A European equivalent of U.S. trading hubs like VerticalNet and FreeMarkets, which offer applications and support for diverse industries, BusinessMart will run Intershop's software and host clients such as Bosch. Companies accessing the marketplace will be able to use BusinessMart to trade such goods as power tools and auto parts. "If a dealer has 200 suppliers and each dealer uses a different system, then this means that the dealer has to learn 200 different systems before he or she can trade," says Schneider. "BusinessMart will provide Web solutions for order entry, which will mean that a uniform system will be available for any business wanting to buy or sell on the Internet."

But some analysts say industry-specific exchanges have the most chance of succeeding--and reaping the profits. Christoph Ladanyi, a managing director in Goldman Sachs International's investment banking division, points out that industry-specific B2B exchanges which have had initial public offerings in the last year are each valued between $1 billion and $9 billion. Although like many Internet businesses none will show earnings this year, they have projected growth rates of up to 240% per year.

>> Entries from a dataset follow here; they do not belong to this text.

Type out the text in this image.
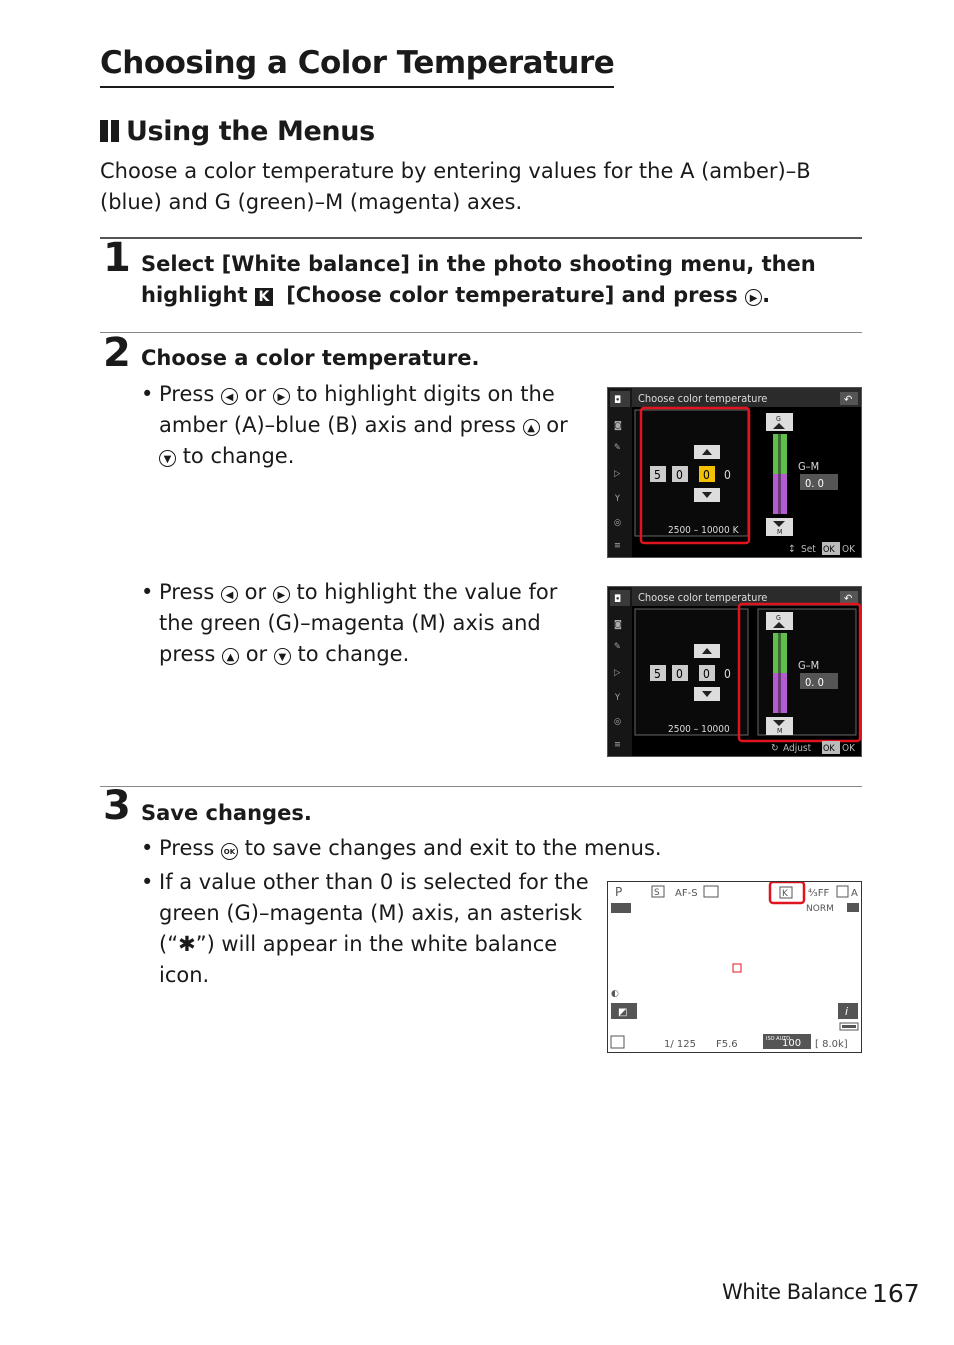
Choosing a Color Temperature
Using the Menus
Choose a color temperature by entering values for the A (amber)–B
(blue) and G (green)–M (magenta) axes.
1 Select [White balance] in the photo shooting menu, then
highlight K [Choose color temperature] and press ▶ .
2 Choose a color temperature.
• Press ◀ or ▶ to highlight digits on the
amber (A)–blue (B) axis and press ▲ or
▼ to change.
◘
◙
✎
▷
Y
◎
≡
Choose color temperature	↶
5 0 0 0
2500 – 10000 K
G
M
G–M
0. 0
↕ Set OK OK
• Press ◀ or ▶ to highlight the value for
the green (G)–magenta (M) axis and
press ▲ or ▼ to change.
◘
◙
✎
▷
Y
◎
≡
Choose color temperature	↶
5 0 0 0
2500 – 10000
G
M
G–M
0. 0
↻ Adjust OK OK
3 Save changes.
• Press OK to save changes and exit to the menus.
• If a value other than 0 is selected for the
green (G)–magenta (M) axis, an asterisk
(“✱”) will appear in the white balance
icon.
P	S AF-S	K ⁴⁄₃FF A
NORM
◐
◩	i
1/ 125 F5.6	ISO AUTO
100 [ 8.0k]
White Balance 167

Along with Intershop, German software giant SAP is playing a major role in setting up such B2B exchanges. SAP sells the building blocks to companies that want to start up their own exchanges, and it is also constructing and helping run platforms for industry-specific B2B exchanges, such as the one it launched with chemical and pharmaceuticals companies last December. That exchange relies in part on infrastructure and services provided by Industry to Industry, a Boston, Massachusetts-based company in which SAP holds minority equity stakes.

That American connection is not unexpected given the fact that the greatest economic impact of e-commerce has been in the U.S., where Net commerce and IT industries together accounted for one-third of real economic growth over the last three years. But Europe is catching up. In a 1998 survey of European companies by Andersen Consulting, most used the Internet only for sales and marketing. By 1999, more than a third of the European executives surveyed by Andersen said they consider the Internet crucial for the procurement of goods and services from suppliers.

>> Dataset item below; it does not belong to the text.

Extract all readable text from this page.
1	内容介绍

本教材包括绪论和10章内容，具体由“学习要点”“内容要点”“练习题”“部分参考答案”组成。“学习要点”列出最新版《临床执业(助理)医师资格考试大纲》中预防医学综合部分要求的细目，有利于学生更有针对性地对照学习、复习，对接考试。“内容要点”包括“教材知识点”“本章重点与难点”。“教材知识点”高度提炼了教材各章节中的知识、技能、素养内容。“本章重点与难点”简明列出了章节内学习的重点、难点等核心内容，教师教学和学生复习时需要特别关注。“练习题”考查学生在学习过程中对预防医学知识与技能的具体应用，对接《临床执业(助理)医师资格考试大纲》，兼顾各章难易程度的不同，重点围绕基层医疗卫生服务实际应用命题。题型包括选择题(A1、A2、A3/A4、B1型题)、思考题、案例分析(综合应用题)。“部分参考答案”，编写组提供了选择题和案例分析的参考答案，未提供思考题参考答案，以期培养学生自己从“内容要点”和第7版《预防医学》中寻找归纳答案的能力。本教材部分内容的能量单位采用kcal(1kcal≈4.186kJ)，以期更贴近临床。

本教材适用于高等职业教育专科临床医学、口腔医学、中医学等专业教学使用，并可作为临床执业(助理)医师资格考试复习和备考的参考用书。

Take the case of Statoil, the Stavanger, Norway-based oil and gas conglomerate. It is working with SAP to build a B2B exchange for the gas and oil sector, but it is also collaborating with other oil companies to create a common catalog that can be accessed across different systems, says Peter Tronslin,

Statoil's vice president for procurement and industrial relations. Shell and Chevron are each using different suppliers of B2B exchanges. "It is a fact of life at this stage that we have different solutions," says Tronslin. "Our idea is that parallel developments shouldn't prevent us from developing a common base."

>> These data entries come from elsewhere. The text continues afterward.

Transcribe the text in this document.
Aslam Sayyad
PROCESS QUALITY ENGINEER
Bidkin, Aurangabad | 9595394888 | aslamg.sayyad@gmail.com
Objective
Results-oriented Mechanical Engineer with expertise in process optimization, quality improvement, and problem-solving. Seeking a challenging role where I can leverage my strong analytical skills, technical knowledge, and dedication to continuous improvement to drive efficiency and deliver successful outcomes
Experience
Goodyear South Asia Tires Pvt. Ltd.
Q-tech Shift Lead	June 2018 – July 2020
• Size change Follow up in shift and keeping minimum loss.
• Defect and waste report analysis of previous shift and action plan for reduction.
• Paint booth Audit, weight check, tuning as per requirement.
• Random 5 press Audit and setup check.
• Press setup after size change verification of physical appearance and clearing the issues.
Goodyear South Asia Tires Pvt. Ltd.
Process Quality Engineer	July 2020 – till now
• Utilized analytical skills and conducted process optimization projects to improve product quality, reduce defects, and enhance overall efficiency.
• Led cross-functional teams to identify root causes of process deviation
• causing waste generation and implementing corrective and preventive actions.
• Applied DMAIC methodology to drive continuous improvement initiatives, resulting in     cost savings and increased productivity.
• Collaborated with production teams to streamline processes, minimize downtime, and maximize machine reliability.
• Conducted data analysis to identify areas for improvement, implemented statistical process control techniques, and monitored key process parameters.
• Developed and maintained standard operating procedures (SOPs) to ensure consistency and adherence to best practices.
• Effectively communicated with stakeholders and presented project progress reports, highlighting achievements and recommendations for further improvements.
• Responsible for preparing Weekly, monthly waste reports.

There are a number of B2B exchanges competing for business in most large industry sectors. For example, in the chemical sector Industry to Industry's exchange competes against established B2B exchanges such as Chemdex. The advantage of Industry to Industry's site is that out of the top 1,000 chemical companies 957 already use SAP software, so procurement will automatically be compatible with the rest of a firm's software, says Michael W.G. Fix, Industry to Industry's president and ceo. His company is trying to help businesses trade both within their own sector and across industries over the same trading platform. Soon, for example, a chemical company will be able to purchase surplus inventory from a computer retailer as easily as it can sell chemicals--with just a click of a mouse. If only it were that easy to solve other world trade issues.